– Даже слышать не хочу! Ты не поедешь на этот проклятый остров!
Она поставила точку в нашем споре одним единственным взглядом, что испепелил все мои внутренности, превратил их в дымящуюся крошку. Мы снова ворошили прошлые разногласия, и я решила оставить их на потом. Руби в сердцах бросила на кровать чемодан и дёрнула замок.
– Это ведь мой чемодан, с которым я ехала на Нантакет. – Припомнила я, пусть он и казался не таким увесистым, как когда я уезжала.
Руби заметно остыла, как бывало всякий раз, если речь заходила об аварии и тех ужасах, что чуть не разлучили нас навсегда.
– Да. Полицейские передали его мне, когда осматривали такси. Он лежал в багажнике и почти не пострадал. Только слегка потрепался.
Мы стали плечом к плечу и воззрились на чемодан так, словно в нём тикала бомба. Его внутренности могли напомнить мне хоть что-то из прошлого. Так хотелось потянуться обеими руками и выпотрошить содержимое на покрывало, но правая рука всё так же неподвижно висела на повязке, как в гамаке. Потому я стала осторожно доставать вещи левой рукой и выкладывать их на кровать, как старинные реликвии, что вот-вот могут развалиться от одного неаккуратного движения.
– Я бегло просмотрела его, но особо не рылась. – Предупредила Руби, следя за каждым взмахом моей руки. – Искала второй дневник, но там его не было.

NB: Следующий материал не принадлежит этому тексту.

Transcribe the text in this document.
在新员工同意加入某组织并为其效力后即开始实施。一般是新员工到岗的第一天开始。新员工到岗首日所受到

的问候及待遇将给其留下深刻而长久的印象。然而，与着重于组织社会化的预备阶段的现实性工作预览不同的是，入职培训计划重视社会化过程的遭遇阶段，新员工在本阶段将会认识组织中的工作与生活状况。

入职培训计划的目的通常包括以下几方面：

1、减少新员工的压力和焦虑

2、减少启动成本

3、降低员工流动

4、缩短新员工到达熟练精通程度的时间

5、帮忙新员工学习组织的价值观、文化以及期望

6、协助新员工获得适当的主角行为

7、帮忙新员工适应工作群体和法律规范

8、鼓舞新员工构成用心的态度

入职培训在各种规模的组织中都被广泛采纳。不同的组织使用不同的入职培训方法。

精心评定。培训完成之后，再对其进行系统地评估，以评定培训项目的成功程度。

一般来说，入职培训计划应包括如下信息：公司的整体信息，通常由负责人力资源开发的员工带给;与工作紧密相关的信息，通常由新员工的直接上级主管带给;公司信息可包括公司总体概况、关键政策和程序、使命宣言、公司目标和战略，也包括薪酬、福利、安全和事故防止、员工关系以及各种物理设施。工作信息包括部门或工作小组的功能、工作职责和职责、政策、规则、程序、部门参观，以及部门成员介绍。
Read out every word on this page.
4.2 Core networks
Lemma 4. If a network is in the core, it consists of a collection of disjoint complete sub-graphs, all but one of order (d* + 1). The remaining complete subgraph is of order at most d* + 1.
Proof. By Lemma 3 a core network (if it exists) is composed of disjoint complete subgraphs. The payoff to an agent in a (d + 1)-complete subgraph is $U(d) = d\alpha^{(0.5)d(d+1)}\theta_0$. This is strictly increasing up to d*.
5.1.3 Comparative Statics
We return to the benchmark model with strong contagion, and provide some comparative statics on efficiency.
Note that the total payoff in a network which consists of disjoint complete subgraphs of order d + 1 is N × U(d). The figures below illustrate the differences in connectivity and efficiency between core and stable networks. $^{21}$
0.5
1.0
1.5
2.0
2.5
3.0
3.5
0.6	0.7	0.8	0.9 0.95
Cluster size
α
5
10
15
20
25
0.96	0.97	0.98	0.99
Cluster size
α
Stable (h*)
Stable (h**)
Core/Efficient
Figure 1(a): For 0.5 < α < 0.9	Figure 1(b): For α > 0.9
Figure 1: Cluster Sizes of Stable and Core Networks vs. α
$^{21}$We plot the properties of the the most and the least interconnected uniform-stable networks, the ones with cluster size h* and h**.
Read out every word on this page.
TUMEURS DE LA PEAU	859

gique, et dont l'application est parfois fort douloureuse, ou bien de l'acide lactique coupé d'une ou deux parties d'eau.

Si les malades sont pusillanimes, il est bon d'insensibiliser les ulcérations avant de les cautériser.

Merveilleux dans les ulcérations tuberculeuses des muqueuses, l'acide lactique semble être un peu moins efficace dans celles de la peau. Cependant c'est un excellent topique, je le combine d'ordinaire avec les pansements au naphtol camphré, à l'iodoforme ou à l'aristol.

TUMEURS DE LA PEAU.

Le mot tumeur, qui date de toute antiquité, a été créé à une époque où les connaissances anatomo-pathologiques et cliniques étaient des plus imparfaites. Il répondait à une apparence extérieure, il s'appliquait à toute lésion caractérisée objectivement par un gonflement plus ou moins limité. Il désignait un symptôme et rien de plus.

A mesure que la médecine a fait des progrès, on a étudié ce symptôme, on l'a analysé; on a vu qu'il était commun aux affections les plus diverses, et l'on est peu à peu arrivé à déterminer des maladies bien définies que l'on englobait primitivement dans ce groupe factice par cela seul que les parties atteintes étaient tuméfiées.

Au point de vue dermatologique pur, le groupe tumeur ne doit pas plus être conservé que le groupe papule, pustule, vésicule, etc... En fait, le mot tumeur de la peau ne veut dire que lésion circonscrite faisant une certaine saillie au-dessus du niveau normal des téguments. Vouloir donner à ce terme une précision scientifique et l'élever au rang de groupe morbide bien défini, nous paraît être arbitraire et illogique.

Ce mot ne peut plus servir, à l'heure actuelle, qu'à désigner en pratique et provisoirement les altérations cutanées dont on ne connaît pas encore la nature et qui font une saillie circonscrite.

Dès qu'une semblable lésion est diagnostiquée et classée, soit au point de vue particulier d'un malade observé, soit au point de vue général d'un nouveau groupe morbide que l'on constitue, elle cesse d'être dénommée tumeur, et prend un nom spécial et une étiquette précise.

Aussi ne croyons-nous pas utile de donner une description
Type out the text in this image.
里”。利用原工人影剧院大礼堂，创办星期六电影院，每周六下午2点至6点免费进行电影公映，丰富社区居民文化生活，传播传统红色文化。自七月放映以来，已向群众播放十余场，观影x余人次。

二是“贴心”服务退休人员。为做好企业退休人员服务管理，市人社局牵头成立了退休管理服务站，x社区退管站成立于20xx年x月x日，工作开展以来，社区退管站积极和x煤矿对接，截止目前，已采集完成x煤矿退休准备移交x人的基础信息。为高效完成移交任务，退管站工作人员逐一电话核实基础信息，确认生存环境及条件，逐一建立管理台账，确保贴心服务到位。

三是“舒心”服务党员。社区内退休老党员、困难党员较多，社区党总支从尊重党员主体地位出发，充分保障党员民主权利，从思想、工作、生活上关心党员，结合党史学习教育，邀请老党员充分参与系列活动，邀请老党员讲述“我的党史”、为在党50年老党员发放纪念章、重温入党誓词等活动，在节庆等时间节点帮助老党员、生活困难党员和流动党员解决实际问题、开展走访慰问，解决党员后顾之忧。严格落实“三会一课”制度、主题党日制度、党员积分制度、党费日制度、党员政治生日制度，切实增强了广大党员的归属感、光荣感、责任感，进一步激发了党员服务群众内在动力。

Там вообще не было ничего интересного. Дезодорант и баночка начатых духов, зубная щётка и крем для рук, джинсовая куртка на случай, если будет прохладно, ведь, как мне сказали, я приехала в одном сарафане, хотя дело близилось к прохладной осени. Книжка в мягком переплёте – всегда брала их с собой в дорогу, но этот роман не помнила. Он точно был не из моих. Уильям Соммерсет Моэм. Старый, с перегибом на потёртой обложке и закладкой на двести двадцать шестой странице. Внутри – ни листочка с именем, номером телефона, чеком или хоть чем-то, что скажет, откуда она взялась. В последний раз запустив руку в пасть раскрытой молнии, я наткнулась на что-то шуршащее.
– Что это? – Озвучила Руби мой вопрос. – Я не вскрывала, подумала, что неважно.
Свёрток в пузырчатой плёнке, которой обычно оборачивают хрупкие вазы или посуду, был так замотан, что не пропускал ни намёка на то, что скрывалось внутри. Одной рукой я никак не могла совладать с клейким скотчем, так что Руби пришлось сбегать за ножницами и помочь мне вызволить загадочную посылку.
– Бутылка? – Удивилась Руби, снова прочитав мои мысли.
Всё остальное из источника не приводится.